To their credit, the rest of the cast try hard to keep up with the gleeful glam of Quinn. Robbie knocks her character out of the park armed with a glitter cannon one moment (laying siege to a police precinct), then with a sledgehammer the next (in the final battle at an abandoned funhouse). Rosie Perez as GCPD detective Renee Montoya and Ella Jay Basco as Cassandra Cain are given cardboard genre cutouts and are literally almost told to be trees (the running joke about Montoya is that she solves crime like an ‘80s cop, and the joke isn’t at all droll). Mary Elizabeth Winstead’s Helena Bertinelli (aka Huntress) and Jurnee Smollett-Bell as Dinah Laurel Lance (aka Black Canary) are the ones who get the bigger slice of back story to play with and, consequently, more share of the spotlight. Huntress would be a great spinoff from this catastrophe, by the way.

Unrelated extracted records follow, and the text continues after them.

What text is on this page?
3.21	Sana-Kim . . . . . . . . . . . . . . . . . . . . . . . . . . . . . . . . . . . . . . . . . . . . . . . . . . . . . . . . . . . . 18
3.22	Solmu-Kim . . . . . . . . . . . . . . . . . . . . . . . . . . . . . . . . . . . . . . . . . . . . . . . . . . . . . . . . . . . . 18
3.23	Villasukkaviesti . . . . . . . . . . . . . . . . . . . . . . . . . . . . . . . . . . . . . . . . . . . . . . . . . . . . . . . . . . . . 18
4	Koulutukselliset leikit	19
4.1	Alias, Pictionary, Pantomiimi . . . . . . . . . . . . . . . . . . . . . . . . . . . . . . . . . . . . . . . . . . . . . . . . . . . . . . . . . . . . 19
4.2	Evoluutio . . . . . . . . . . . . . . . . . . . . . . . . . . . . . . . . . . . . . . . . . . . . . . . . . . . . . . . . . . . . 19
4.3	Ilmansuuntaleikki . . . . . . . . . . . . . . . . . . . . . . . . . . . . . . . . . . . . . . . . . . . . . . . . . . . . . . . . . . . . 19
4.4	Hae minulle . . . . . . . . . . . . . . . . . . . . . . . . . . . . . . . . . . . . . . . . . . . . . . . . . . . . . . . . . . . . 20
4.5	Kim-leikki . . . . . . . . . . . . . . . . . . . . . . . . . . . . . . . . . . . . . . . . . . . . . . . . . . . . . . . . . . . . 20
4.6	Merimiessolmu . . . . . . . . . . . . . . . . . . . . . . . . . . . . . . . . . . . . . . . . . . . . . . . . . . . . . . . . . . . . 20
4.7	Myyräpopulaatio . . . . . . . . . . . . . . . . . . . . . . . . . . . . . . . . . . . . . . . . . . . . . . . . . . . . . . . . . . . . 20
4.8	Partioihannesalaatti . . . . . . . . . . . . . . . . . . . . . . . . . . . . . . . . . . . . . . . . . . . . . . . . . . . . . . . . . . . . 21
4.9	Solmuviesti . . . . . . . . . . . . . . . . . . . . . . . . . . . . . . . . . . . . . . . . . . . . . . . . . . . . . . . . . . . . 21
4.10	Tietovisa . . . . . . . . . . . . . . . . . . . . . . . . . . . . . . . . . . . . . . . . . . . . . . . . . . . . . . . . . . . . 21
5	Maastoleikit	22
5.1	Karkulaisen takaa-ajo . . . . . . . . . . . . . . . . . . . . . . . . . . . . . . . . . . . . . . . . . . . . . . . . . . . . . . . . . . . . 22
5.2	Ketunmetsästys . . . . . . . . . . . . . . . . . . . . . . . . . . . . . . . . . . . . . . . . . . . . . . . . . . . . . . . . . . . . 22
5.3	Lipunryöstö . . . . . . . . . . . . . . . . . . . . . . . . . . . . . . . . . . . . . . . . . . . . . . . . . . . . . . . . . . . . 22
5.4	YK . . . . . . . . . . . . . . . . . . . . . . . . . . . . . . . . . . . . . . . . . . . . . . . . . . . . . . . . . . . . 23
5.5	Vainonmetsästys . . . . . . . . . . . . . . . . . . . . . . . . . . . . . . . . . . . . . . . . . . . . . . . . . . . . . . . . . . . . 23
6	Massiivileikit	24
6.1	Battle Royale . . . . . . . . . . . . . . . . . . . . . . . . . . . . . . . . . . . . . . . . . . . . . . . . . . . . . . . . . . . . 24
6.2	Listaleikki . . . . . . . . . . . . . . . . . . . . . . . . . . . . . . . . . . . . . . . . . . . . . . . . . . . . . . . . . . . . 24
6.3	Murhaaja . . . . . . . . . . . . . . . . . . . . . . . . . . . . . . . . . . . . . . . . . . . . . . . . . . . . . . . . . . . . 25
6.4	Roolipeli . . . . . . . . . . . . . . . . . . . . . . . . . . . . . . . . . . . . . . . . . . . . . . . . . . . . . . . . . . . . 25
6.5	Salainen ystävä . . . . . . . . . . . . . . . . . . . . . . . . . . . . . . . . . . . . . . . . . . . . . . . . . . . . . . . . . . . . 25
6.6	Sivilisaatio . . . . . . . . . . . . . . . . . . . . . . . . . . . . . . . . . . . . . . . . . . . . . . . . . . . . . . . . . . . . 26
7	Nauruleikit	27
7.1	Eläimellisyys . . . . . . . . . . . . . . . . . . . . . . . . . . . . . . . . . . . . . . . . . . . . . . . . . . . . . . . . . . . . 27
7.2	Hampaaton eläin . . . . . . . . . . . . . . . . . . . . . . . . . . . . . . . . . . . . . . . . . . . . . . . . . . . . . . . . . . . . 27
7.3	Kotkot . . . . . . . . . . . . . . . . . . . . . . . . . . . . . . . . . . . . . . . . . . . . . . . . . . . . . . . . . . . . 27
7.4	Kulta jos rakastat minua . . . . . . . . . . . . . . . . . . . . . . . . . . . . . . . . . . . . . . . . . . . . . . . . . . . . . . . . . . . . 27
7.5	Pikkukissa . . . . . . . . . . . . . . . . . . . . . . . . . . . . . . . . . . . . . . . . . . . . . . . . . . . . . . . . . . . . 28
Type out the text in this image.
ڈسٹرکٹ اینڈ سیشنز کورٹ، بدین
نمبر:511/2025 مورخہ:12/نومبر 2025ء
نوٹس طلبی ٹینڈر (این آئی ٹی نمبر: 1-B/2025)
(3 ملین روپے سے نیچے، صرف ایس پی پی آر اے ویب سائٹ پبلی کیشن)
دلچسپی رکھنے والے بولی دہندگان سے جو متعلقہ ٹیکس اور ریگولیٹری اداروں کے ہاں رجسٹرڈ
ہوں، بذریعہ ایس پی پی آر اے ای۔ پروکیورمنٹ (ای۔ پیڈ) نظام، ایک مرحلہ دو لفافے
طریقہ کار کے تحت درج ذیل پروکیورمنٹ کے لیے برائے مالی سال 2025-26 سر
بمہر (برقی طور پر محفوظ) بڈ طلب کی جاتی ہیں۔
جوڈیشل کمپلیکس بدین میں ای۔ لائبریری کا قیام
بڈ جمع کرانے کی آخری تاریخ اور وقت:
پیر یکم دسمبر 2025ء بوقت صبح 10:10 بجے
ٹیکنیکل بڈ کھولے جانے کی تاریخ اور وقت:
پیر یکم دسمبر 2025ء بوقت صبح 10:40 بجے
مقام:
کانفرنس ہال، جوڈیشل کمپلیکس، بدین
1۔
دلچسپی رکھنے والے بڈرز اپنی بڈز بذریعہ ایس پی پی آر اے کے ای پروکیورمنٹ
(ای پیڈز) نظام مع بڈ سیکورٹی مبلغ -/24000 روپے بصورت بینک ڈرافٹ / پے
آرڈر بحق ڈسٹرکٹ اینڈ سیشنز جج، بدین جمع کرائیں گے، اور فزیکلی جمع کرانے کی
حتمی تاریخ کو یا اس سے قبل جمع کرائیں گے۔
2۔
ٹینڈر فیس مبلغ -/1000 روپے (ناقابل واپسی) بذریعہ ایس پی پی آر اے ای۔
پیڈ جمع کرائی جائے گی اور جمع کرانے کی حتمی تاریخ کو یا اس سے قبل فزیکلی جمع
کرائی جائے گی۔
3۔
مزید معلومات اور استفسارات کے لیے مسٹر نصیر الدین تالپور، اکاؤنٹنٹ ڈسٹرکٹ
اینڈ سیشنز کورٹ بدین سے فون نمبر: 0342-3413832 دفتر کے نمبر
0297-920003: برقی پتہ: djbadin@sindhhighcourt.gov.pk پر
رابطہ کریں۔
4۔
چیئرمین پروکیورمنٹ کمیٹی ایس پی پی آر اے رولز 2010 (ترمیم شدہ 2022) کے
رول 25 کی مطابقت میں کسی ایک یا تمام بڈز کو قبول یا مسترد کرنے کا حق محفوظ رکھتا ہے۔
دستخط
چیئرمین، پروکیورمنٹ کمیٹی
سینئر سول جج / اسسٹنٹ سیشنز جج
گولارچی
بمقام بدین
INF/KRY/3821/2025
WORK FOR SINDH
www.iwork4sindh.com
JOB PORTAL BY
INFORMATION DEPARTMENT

Still, they’re no match for the gun-chewing, egg sandwich-craving, legs-breaking, mayhem-loving, and hyena-caring (said pet is named Bruce, after you know who) villainess who just wants to find out who she is sans the Joker. It’s an act of self-interview that would be way better meditated on, I think, if all the other women had been taken out of the equation. But for all its exhortation on feminine emancipation and wanting to be taken seriously by standing on your own merits, it turns out Quinn still needs a little help from her girlfriends.
There’s no pumping the brakes here and Robbie is given all the Looney Tunes action set pieces she’s capable of handling. She even bounces back from damage that would fell a normal person like the Coyote would.
It really would be so much easier to appreciate the glitter and color of the riot girl chaos if the antics weren’t so totally patterned after the antics of Deadpool. And while she may try as hard as her Oscar-nominated pretty face as she can to out sass the Merc with a Mouth, Robbie cannot match the charisma of a Ryan Reynolds.
While there’s absolutely nothing wrong with the “hey, let’s make it fun!” credo, the pervasive sense of missed opportunities here is glaring. The biggest one being to give commentary on how someone like Quinn, with her history of academic accomplishment who fell for the wrong guy, and then got out of her violently dysfunctional relationship, might also be a good chance to stand as a metaphor for similar examples of feminine liberation. You know, those other women who have gone through the same mental anguish, physical abuse, and crisis of identity and faith? But hey, at least it’s better than the awful Suicide Squad and you can still go home and forget you watched this pretty and pink-laden forgettable flick.
Harley may have been craving the perfect bacon, egg, and cheese sandwich to stave off her hangover, but there really is no replacing a full meal of narrative meaning for empty calories.
Birds of Prey (and the Fantabulous Emancipation of One Harley Quinn) is rated R-16 and is now screening in Philippine cinemas.